|Powerhouse Two-Disc Set Celebrates The Legacy Of Weather Report
High-Energy Big Band Arrangements With The WDR Big Band Cologne
With Special Guests Victory Bailey, Alex Acuna & Nathaniel Townsley
Joe Zawinul has spent nearly a half-century straddling two very different hemispheres of the jazz world – the traditional and the progressive. The Austrian-born keyboardist and composer had already performed with a host of jazz luminaries throughout the ‘50s and ‘60s – Miles Davis, Slide Hampton, Cannonball Adderley and many others – before founding Weather Report, the powerhouse combo that helped define and steer the jazz fusion movement throughout the ‘70s and early ‘80s. He later formed the Zawinul Syndicate, a multicultural combo that continues to play original music, explore and innovate, and merge jazz with various strains of classical and world music.
This legendary jazz fusion pioneer joins the Heads Up International label with the February 27, 2007, release of Brown Street (HUCD 3121), a triumphant two-disc recording that captures Zawinul, a few of his longtime friends and collaborators, and the 15-piece WDR Big Band in an electrifying live performance. Recorded in October 2005 at Zawinul’s own Birdland Club in Vienna, Brown Street showcases Zawinul, Syndicate drummer Nathaniel Townsley, Weather Report and Syndicate bassist Victor Bailey and Weather Report drummer/percussionist Alex Acuna in expanded, orchestral renditions of some of the finest Zawinul compositions from the highly influential Weather Report oeuvre. For the first time since Weather Report, Zawinul and company fire off orchestrated renditions of such classics as “Black Market,” “Night Passage,” “A Remark You Made” and others.
“We had fun on this project,” says Zawinul. “It’s basically the original Weather Report arrangements adapted to big band, and I made sure to keep it open enough so that the music could breathe but at the same time groove. The idea was not to do a cover record. We wanted these arrangements to stand on their own and have their own unique identity.”
Nearly all of the music on Brown Street was adapted and orchestrated for the big band setting by Vince Mendoza, who’d recently completed a similar project with material by the Brecker Brothers for the Randy Brecker/WDR collaborative live album, Some Skunk Funk. “It’s almost a note-for-note adaptation, and it takes a lot of skill to score this music for a big band,” says Zawinul. “Vince did an absolutely great job. He made it sound like Weather Report.”
Zawinul rehearsed with the WDR Big Band for four days leading up to the Birdland Club gig, tweaking the arrangements to maximize the groove and swing factor in the ensemble. “For me, groove is the number one priority,” he says. “Without that, I’m not gonna play. So I rehearsed the band in sections. I started with the saxophones, the next day I did brass, then the next day we did it all together with the rhythm section. These rehearsals were not very long, maybe two or three hours each day. Sometimes I even cut the rehearsals short because I didn’t want anybody to get too academic on the whole thing.”
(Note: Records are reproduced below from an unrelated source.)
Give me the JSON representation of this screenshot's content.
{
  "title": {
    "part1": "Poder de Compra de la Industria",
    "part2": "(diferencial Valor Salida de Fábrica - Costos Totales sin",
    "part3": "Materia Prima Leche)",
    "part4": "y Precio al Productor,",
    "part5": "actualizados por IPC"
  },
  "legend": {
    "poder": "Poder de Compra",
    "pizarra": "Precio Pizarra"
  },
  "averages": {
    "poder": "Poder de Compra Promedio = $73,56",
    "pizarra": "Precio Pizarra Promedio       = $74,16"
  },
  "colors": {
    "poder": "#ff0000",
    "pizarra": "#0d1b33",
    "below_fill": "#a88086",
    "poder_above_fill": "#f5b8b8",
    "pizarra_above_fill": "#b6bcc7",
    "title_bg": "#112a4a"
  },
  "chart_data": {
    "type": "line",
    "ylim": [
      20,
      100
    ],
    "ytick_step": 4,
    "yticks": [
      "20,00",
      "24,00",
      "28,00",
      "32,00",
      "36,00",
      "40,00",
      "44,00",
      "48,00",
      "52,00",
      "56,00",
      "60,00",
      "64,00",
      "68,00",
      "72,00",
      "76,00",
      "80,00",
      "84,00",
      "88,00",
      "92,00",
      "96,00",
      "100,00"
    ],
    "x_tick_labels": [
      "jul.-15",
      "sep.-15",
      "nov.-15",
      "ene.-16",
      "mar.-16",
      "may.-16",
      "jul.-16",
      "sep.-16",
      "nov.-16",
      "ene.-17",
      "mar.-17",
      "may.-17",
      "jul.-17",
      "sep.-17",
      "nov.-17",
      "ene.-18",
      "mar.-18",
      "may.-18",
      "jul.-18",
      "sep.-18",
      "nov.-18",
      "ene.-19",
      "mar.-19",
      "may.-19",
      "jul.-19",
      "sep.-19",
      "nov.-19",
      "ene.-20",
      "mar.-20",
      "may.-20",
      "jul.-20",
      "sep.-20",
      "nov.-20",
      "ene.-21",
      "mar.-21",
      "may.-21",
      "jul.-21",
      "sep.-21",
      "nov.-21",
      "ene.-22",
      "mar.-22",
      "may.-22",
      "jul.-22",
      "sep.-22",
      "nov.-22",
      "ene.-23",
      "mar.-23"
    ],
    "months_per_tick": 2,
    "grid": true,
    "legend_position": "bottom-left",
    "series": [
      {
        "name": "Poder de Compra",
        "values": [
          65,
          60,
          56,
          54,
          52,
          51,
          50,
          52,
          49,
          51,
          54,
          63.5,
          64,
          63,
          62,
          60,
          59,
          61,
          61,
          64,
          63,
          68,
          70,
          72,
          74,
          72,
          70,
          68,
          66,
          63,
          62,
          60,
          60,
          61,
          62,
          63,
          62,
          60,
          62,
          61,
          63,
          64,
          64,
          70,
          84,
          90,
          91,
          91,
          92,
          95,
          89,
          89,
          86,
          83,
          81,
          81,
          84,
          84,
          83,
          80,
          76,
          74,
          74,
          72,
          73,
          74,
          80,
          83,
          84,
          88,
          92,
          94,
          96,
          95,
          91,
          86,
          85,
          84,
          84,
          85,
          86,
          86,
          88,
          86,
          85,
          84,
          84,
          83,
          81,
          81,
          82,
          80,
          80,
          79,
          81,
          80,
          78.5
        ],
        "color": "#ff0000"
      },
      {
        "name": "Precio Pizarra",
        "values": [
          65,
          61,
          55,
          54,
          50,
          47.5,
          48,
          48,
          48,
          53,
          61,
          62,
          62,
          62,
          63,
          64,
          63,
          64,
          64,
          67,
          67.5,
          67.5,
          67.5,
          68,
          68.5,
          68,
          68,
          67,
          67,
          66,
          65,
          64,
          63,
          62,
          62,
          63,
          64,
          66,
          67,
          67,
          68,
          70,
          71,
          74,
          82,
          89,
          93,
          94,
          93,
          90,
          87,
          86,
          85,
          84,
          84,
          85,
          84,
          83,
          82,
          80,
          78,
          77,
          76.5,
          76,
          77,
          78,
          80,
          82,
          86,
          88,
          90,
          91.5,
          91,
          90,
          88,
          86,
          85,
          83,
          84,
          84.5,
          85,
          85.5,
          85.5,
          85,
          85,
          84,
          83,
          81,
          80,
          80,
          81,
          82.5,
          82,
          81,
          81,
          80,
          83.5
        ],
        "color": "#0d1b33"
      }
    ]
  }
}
No one did. It’s clear from the opening riffs of the title track to the final coda of “Carnavalito” that everyone within the WDR ranks – especially the ambitious soloists – had locked into Zawinul’s all-important groove and remained there for the duration. “Karolina Strassmayer really surprised me,” he says of the Austrian alto saxophonist who slams out some hot riffs on “Black Market,” “March of the Lost Children” and “Procession.” “She’s been doing a lot of things in the New York scene and she sounds great here.” Other noteworthy soloists include tenor saxophonist Paul Heller (“ Fast City”), trumpeters John Marshall (“In a Silent Way”) and Kenny Rampton (“Night Passage”), and saxophonists Heiner Wiberny (soprano on “ Brown Street” and alto on “A Remark You Made”) and Olivier Peters (soprano on “Badia” and “Boogie Woogie Waltz.”).
“They are a very good band,” says Zawinul. “They’ve been together for 30 years and there probably is not another band in the world as tight as this band can be. But this music is a little different. Some of the parts can be extremely difficult.” In response to the technical challenges, he approached the big band as though it were a small ensemble. “I conducted the band just like I conduct the Syndicate – as if we were in a jam setting. I left a lot of things open and conducted them the way the music felt in the moment, so we had a lot of time in between the structured parts to just jam.”
In the end, the trip down Brown Street – a look backward with the help of a very forward-moving orchestra – was an even more satisfying journey than Zawinul had originally envisioned. “The groove was very good,” he says, “and of course the audience was great. For the first time since we went our separate ways many years ago, it truly felt like Weather Report up there.”